Health officials in Colorado have issued a warning to residents in Boulder County that the bubonic plague has been found in fleas taken from a prairie dog.
Notices posted on fence posts around a 44-acre open-space property say that "wild rodents and other small mammals" including squirrels, prairie dogs and rabbits "may be infected with plague."
The signs recommend people treat their pets with anti-flea medication, avoid open spaces where the plague has been confirmed and avoid contact "with all sick or dead rodents." Other advice:
· Avoid fleas. Protect pets with flea powder or drops, or a new flea collar. Keep pets on a leash and out of wild rodent habitats.
· Avoid all contact with wild rodents, including squirrels; do not feed or handle them.
· Prevent rodent infestations around your house.

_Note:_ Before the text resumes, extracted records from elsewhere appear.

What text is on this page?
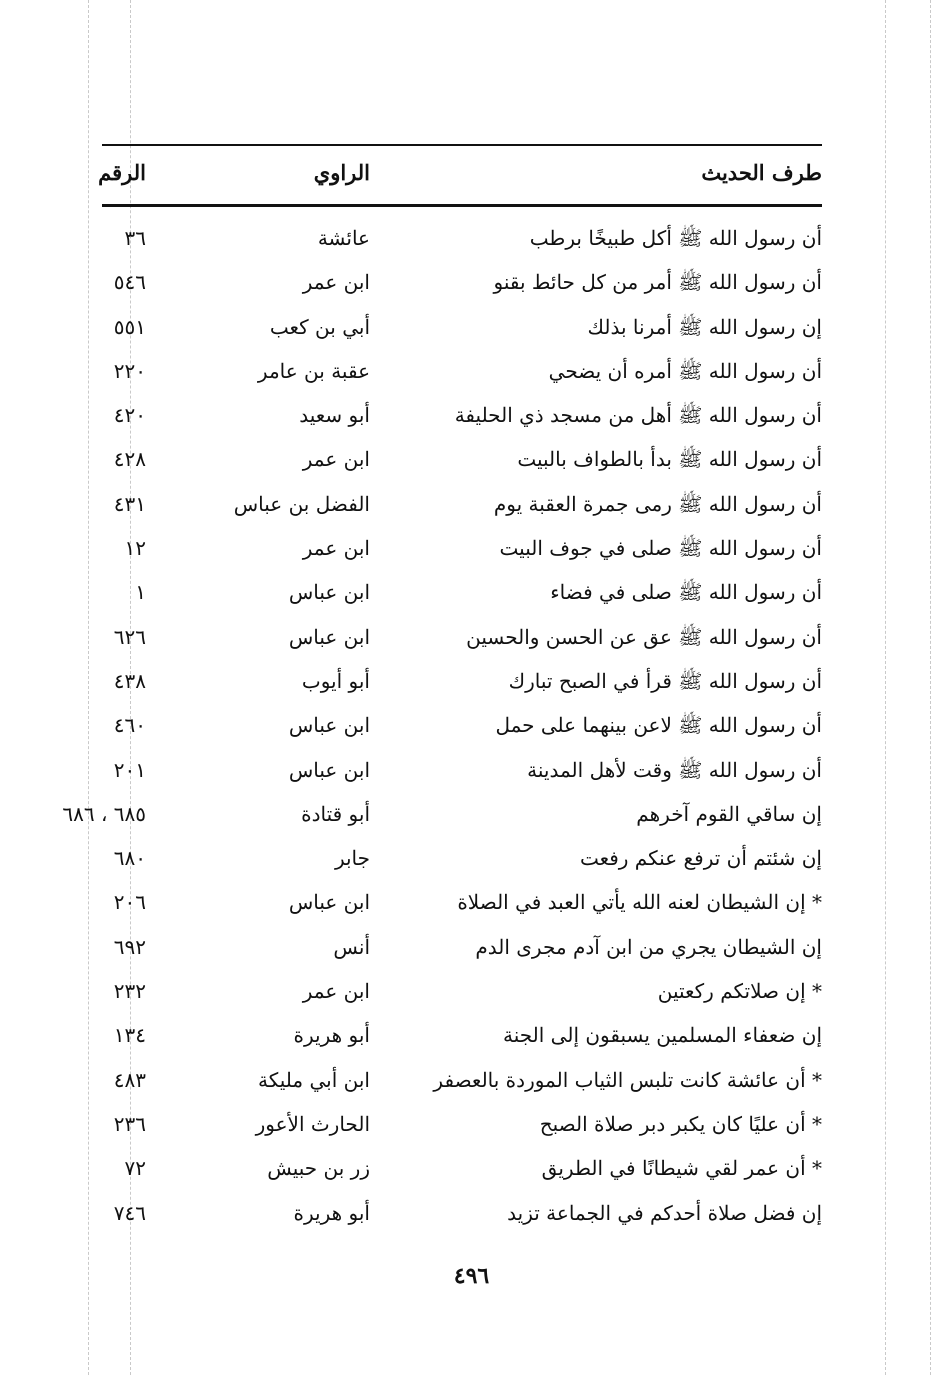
طرف الحديث
الراوي
الرقم
أن رسول الله ﷺ أكل طبيخًا برطب
عائشة
٣٦
أن رسول الله ﷺ أمر من كل حائط بقنو
ابن عمر
٥٤٦
إن رسول الله ﷺ أمرنا بذلك
أبي بن كعب
٥٥١
أن رسول الله ﷺ أمره أن يضحي
عقبة بن عامر
٢٢٠
أن رسول الله ﷺ أهل من مسجد ذي الحليفة
أبو سعيد
٤٢٠
أن رسول الله ﷺ بدأ بالطواف بالبيت
ابن عمر
٤٢٨
أن رسول الله ﷺ رمى جمرة العقبة يوم
الفضل بن عباس
٤٣١
أن رسول الله ﷺ صلى في جوف البيت
ابن عمر
١٢
أن رسول الله ﷺ صلى في فضاء
ابن عباس
١
أن رسول الله ﷺ عق عن الحسن والحسين
ابن عباس
٦٢٦
أن رسول الله ﷺ قرأ في الصبح تبارك
أبو أيوب
٤٣٨
أن رسول الله ﷺ لاعن بينهما على حمل
ابن عباس
٤٦٠
أن رسول الله ﷺ وقت لأهل المدينة
ابن عباس
٢٠١
إن ساقي القوم آخرهم
أبو قتادة
٦٨٥ ، ٦٨٦
إن شئتم أن ترفع عنكم رفعت
جابر
٦٨٠
* إن الشيطان لعنه الله يأتي العبد في الصلاة
ابن عباس
٢٠٦
إن الشيطان يجري من ابن آدم مجرى الدم
أنس
٦٩٢
* إن صلاتكم ركعتين
ابن عمر
٢٣٢
إن ضعفاء المسلمين يسبقون إلى الجنة
أبو هريرة
١٣٤
* أن عائشة كانت تلبس الثياب الموردة بالعصفر
ابن أبي مليكة
٤٨٣
* أن عليًا كان يكبر دبر صلاة الصبح
الحارث الأعور
٢٣٦
* أن عمر لقي شيطانًا في الطريق
زر بن حبيش
٧٢
إن فضل صلاة أحدكم في الجماعة تزيد
أبو هريرة
٧٤٦
٤٩٦
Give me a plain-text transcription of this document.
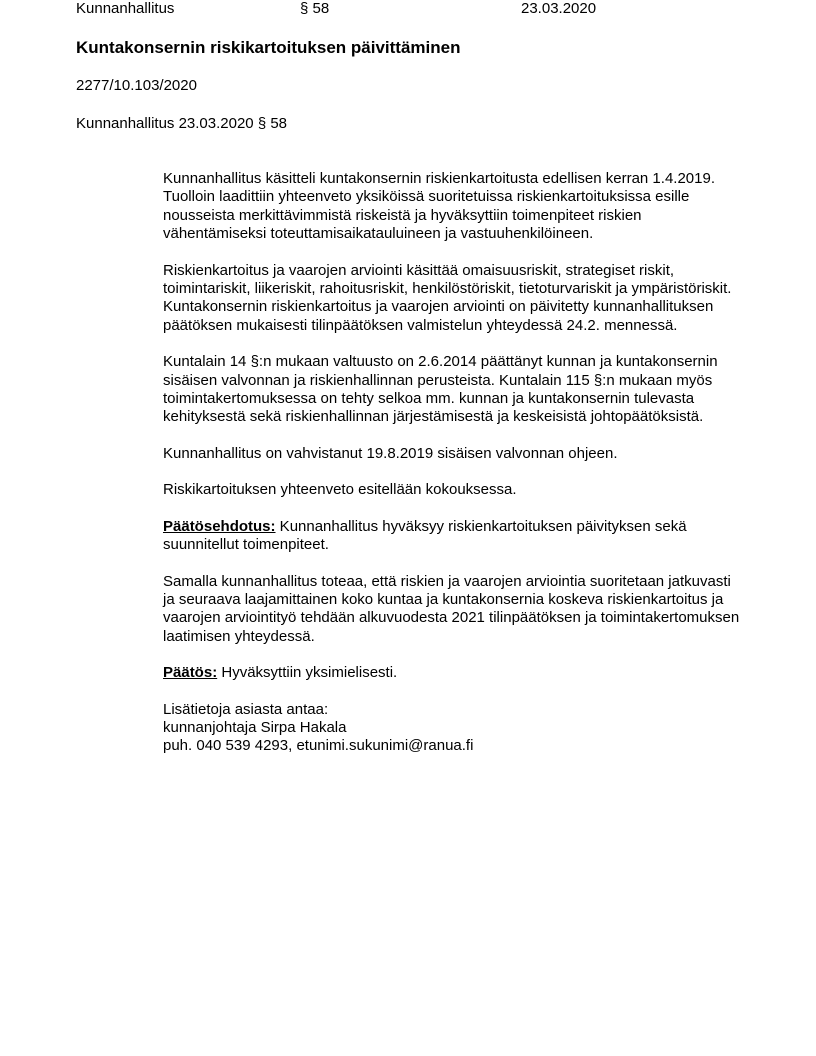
Kunnanhallitus	§ 58	23.03.2020
Kuntakonsernin riskikartoituksen päivittäminen
2277/10.103/2020
Kunnanhallitus 23.03.2020 § 58

Kunnanhallitus käsitteli kuntakonsernin riskienkartoitusta edellisen kerran 1.4.2019. Tuolloin laadittiin yhteenveto yksiköissä suoritetuissa riskienkartoituksissa esille nousseista merkittävimmistä riskeistä ja hyväksyttiin toimenpiteet riskien vähentämiseksi toteuttamisaikatauluineen ja vastuuhenkilöineen.

Riskienkartoitus ja vaarojen arviointi käsittää omaisuusriskit, strategiset riskit, toimintariskit, liikeriskit, rahoitusriskit, henkilöstöriskit, tietoturvariskit ja ympäristöriskit. Kuntakonsernin riskienkartoitus ja vaarojen arviointi on päivitetty kunnanhallituksen päätöksen mukaisesti tilinpäätöksen valmistelun yhteydessä 24.2. mennessä.

Kuntalain 14 §:n mukaan valtuusto on 2.6.2014 päättänyt kunnan ja kuntakonsernin sisäisen valvonnan ja riskienhallinnan perusteista. Kuntalain 115 §:n mukaan myös toimintakertomuksessa on tehty selkoa mm. kunnan ja kuntakonsernin tulevasta kehityksestä sekä riskienhallinnan järjestämisestä ja keskeisistä johtopäätöksistä.

Kunnanhallitus on vahvistanut 19.8.2019 sisäisen valvonnan ohjeen.

Riskikartoituksen yhteenveto esitellään kokouksessa.

Päätösehdotus: Kunnanhallitus hyväksyy riskienkartoituksen päivityksen sekä suunnitellut toimenpiteet.

Samalla kunnanhallitus toteaa, että riskien ja vaarojen arviointia suoritetaan jatkuvasti ja seuraava laajamittainen koko kuntaa ja kuntakonsernia koskeva riskienkartoitus ja vaarojen arviointityö tehdään alkuvuodesta 2021 tilinpäätöksen ja toimintakertomuksen laatimisen yhteydessä.

Päätös: Hyväksyttiin yksimielisesti.

Lisätietoja asiasta antaa:
kunnanjohtaja Sirpa Hakala
puh. 040 539 4293, etunimi.sukunimi@ranua.fi
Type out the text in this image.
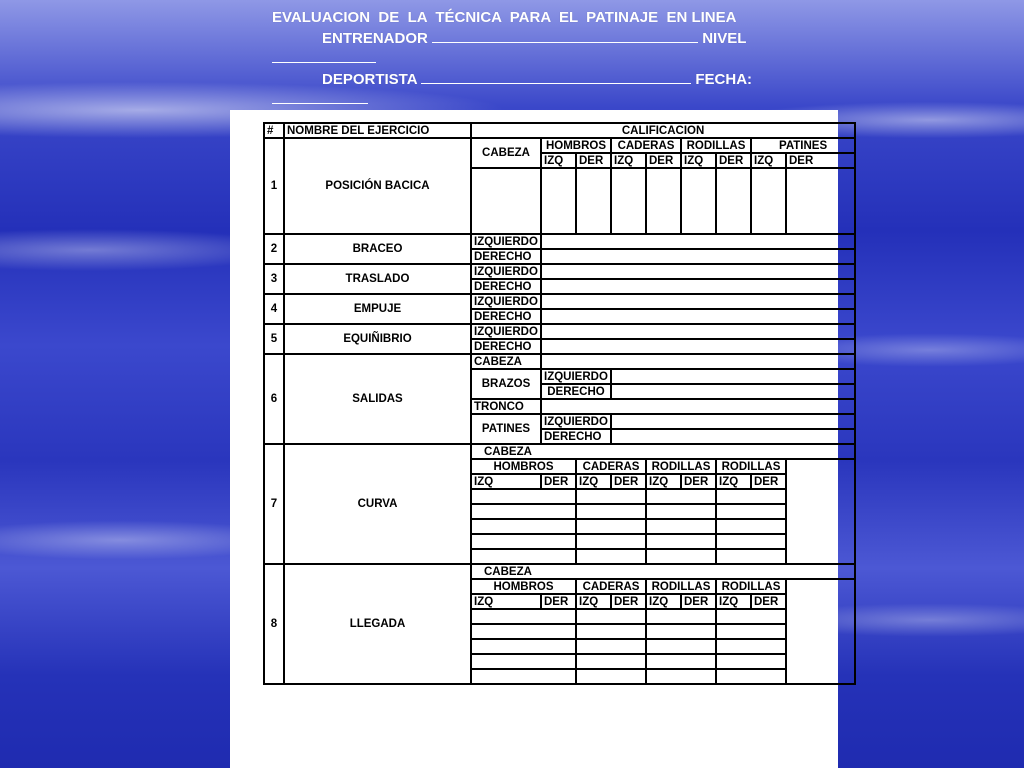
EVALUACION  DE  LA  TÉCNICA  PARA  EL  PATINAJE  EN LINEA
ENTRENADOR	NIVEL
DEPORTISTA	FECHA:
#	NOMBRE DEL EJERCICIO	CALIFICACION								
1	POSICIÓN BACICA	CABEZA	HOMBROS		CADERAS		RODILLAS		PATINES	
			IZQ	DER	IZQ	DER	IZQ	DER	IZQ	DER

2	BRACEO	IZQUIERDO								
		DERECHO								
3	TRASLADO	IZQUIERDO								
		DERECHO								
4	EMPUJE	IZQUIERDO								
		DERECHO								
5	EQUIÑIBRIO	IZQUIERDO								
		DERECHO								
6	SALIDAS	CABEZA								
		BRAZOS	IZQUIERDO							
			DERECHO							
		TRONCO								
		PATINES	IZQUIERDO							
			DERECHO							
7	CURVA	CABEZA								
		HOMBROS		CADERAS		RODILLAS		RODILLAS		
		IZQ	DER	IZQ	DER	IZQ	DER	IZQ	DER	

8	LLEGADA	CABEZA								
		HOMBROS		CADERAS		RODILLAS		RODILLAS		
		IZQ	DER	IZQ	DER	IZQ	DER	IZQ	DER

Clear plants and material away from outside walls, reduce access to food items and set rodent traps.
· Treat known rodent sites around your home with flea powder or a suitable insecticide.
— Noel Brennan (@Noeltbrennan) August 21, 2014
According to KUSA-TV, it is the first confirmed case of plague in Boulder County since 2011, when a domesticated cat and a dead squirrel tested positive for it. According to the Boulder County Public Health Department, two squirrels had been tested for plague earlier this year, but those tests came back negative.
"The fleas don't travel large distances, so it's nothing we're seeing spread or becoming an epidemic," Lane Drager, consumer protection coordinator for Boulder County Public Health, told the Daily Camera. "It's confined to that one area. But if pets are going into these areas, they are risking exposure for themselves and for those pet owners."
Still, locals should be on the lookout for symptoms of plague ("sudden onset of fever and chills, severe headache, muscle aches, nausea, vomiting, general feeling of systemic (whole body) illness, extreme pain and swelling in the lymph node") and seek immediate treatment.
Plague can be treated with antibiotics, the officials added, but treatment is “most successful when the disease can be diagnosed quickly."